The sonographer “knew, or ought to have known, that Ms Mordel had indicated provisionally that she wanted Down’s screening,” Justice Jay said. “She knew, or ought to have known, that this was at the very least likely to be her expectation when she walked into the room.”

The judge said the midwife also failed to follow up with Mordel about the Down syndrome screening.

“I have found that she consistently wanted Down’s screening of her baby,” he said.

Here’s more from the report:

Her barrister, Clodagh Bradley QC, said the screening would have revealed a high risk of Down’s and further tests would have confirmed the condition.

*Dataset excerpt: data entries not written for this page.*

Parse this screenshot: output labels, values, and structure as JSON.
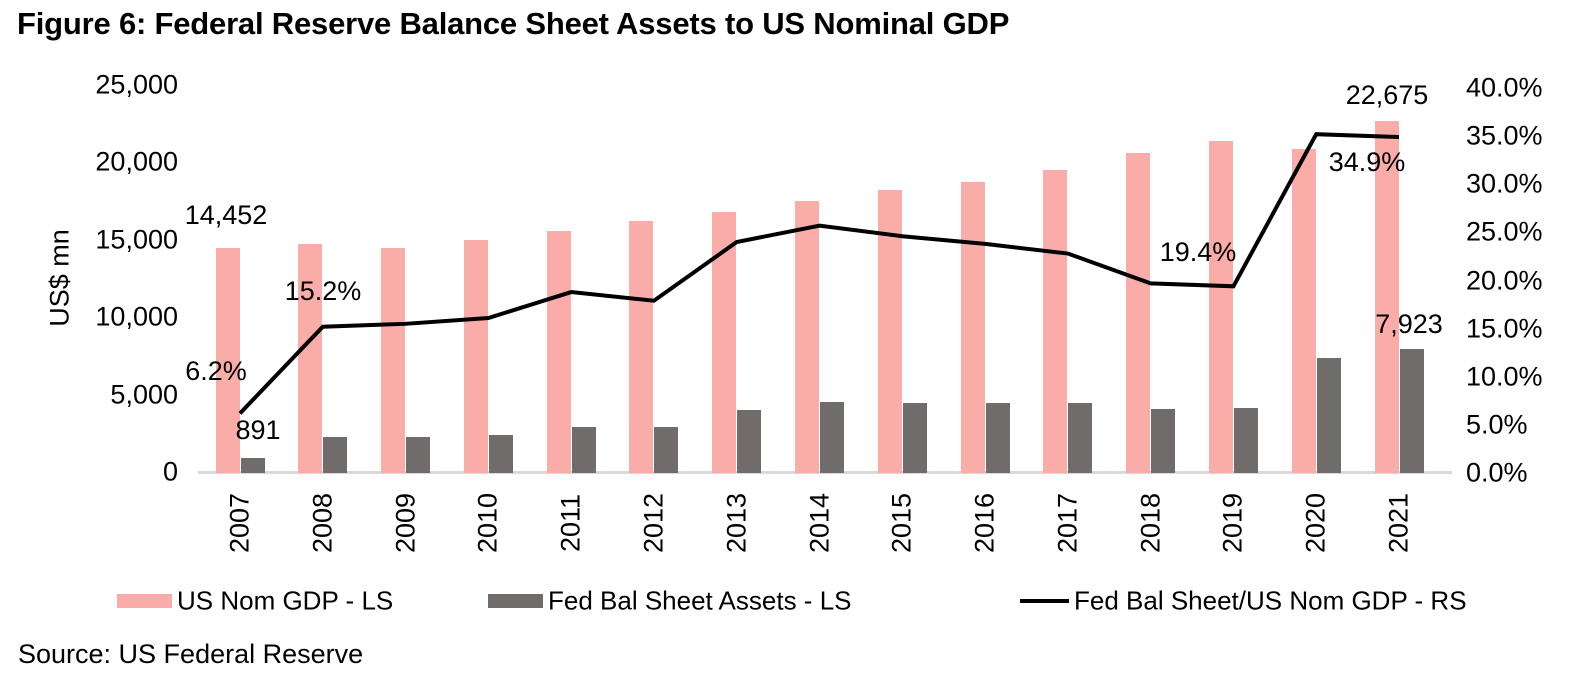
{
  "title": "Figure 6: Federal Reserve Balance Sheet Assets to US Nominal GDP",
  "source": "Source: US Federal Reserve",
  "legend": [
    {
      "label": "US Nom GDP - LS",
      "swatch": "bar",
      "color": "#faaca8"
    },
    {
      "label": "Fed Bal Sheet Assets - LS",
      "swatch": "bar",
      "color": "#706c6c"
    },
    {
      "label": "Fed Bal Sheet/US Nom GDP - RS",
      "swatch": "line",
      "color": "#000000"
    }
  ],
  "chart_data": {
    "type": "bar",
    "subtype": "combo-bar-line-dual-axis",
    "categories": [
      "2007",
      "2008",
      "2009",
      "2010",
      "2011",
      "2012",
      "2013",
      "2014",
      "2015",
      "2016",
      "2017",
      "2018",
      "2019",
      "2020",
      "2021"
    ],
    "series": [
      {
        "name": "US Nom GDP - LS",
        "type": "bar",
        "axis": "left",
        "color": "#faaca8",
        "values": [
          14452,
          14713,
          14449,
          14992,
          15543,
          16197,
          16785,
          17527,
          18225,
          18715,
          19519,
          20580,
          21381,
          20894,
          22675
        ]
      },
      {
        "name": "Fed Bal Sheet Assets - LS",
        "type": "bar",
        "axis": "left",
        "color": "#706c6c",
        "values": [
          891,
          2239,
          2234,
          2421,
          2926,
          2907,
          4033,
          4498,
          4487,
          4451,
          4449,
          4058,
          4166,
          7363,
          7923
        ]
      },
      {
        "name": "Fed Bal Sheet/US Nom GDP - RS",
        "type": "line",
        "axis": "right",
        "color": "#000000",
        "values": [
          6.2,
          15.2,
          15.5,
          16.1,
          18.8,
          17.9,
          24.0,
          25.7,
          24.6,
          23.8,
          22.8,
          19.7,
          19.4,
          35.2,
          34.9
        ]
      }
    ],
    "left_axis": {
      "label": "US$ mn",
      "min": 0,
      "max": 25000,
      "step": 5000,
      "tick_labels": [
        "0",
        "5,000",
        "10,000",
        "15,000",
        "20,000",
        "25,000"
      ]
    },
    "right_axis": {
      "min": 0,
      "max": 40,
      "step": 5,
      "tick_labels": [
        "0.0%",
        "5.0%",
        "10.0%",
        "15.0%",
        "20.0%",
        "25.0%",
        "30.0%",
        "35.0%",
        "40.0%"
      ]
    },
    "grid": false,
    "legend_position": "bottom",
    "annotations": [
      {
        "text": "14,452",
        "year": "2007",
        "series": "US Nom GDP - LS"
      },
      {
        "text": "891",
        "year": "2007",
        "series": "Fed Bal Sheet Assets - LS"
      },
      {
        "text": "6.2%",
        "year": "2007",
        "series": "Fed Bal Sheet/US Nom GDP - RS"
      },
      {
        "text": "15.2%",
        "year": "2008",
        "series": "Fed Bal Sheet/US Nom GDP - RS"
      },
      {
        "text": "19.4%",
        "year": "2019",
        "series": "Fed Bal Sheet/US Nom GDP - RS"
      },
      {
        "text": "34.9%",
        "year": "2021",
        "series": "Fed Bal Sheet/US Nom GDP - RS"
      },
      {
        "text": "22,675",
        "year": "2021",
        "series": "US Nom GDP - LS"
      },
      {
        "text": "7,923",
        "year": "2021",
        "series": "Fed Bal Sheet Assets - LS"
      }
    ]
  }
}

‘Miss Mordel would have been offered an abortion and she and her partner, Aleksander’s father Lukasz Cieciura, agreed they would have terminated the pregnancy.

Instead, she gave birth by caesarean section at the Royal Berkshire Hospital in January 2015, and her medical notes recorded that she was ‘very upset and angry’ when Aleksander was diagnosed with Down’s.

These so-called “wrongful birth” lawsuits have been a problem for years in the western world. Parents in the U.S. and U.K. have won millions of dollars by arguing that they would be better off if their child with disabilities was dead. According to the Mail, the British NHS alone has paid £70million to parents in the past five years.

In 2013, a Washington state couple won $50 million in a lawsuit after they argued they were denied information that could have led them to abort their disabled baby, LifeNews reported. The Seattle Times reported the couple knew they had a 50-percent chance of having children with the debilitating genetic disorder unbalanced chromosome translocation, but a genetic test failed to detect the disorder in their unborn baby.

In 2014, an Illinois mother also sued her doctor, claiming that he botched her tubal ligation and it led to the birth of her daughter who has sickle cell disease.

While parents deserve to know the truth about test results and other medical issues, some have taken these cases in a dangerous direction by arguing that the misinformation prevented them from killing their child before birth.

These lawsuits encourage discrimination and eugenics. They treat children with physical imperfections, which are no fault of their own, as lesser human beings, and then blame doctors, nurses and others for not providing information that would have prompted the parents to kill their unborn child in an abortion.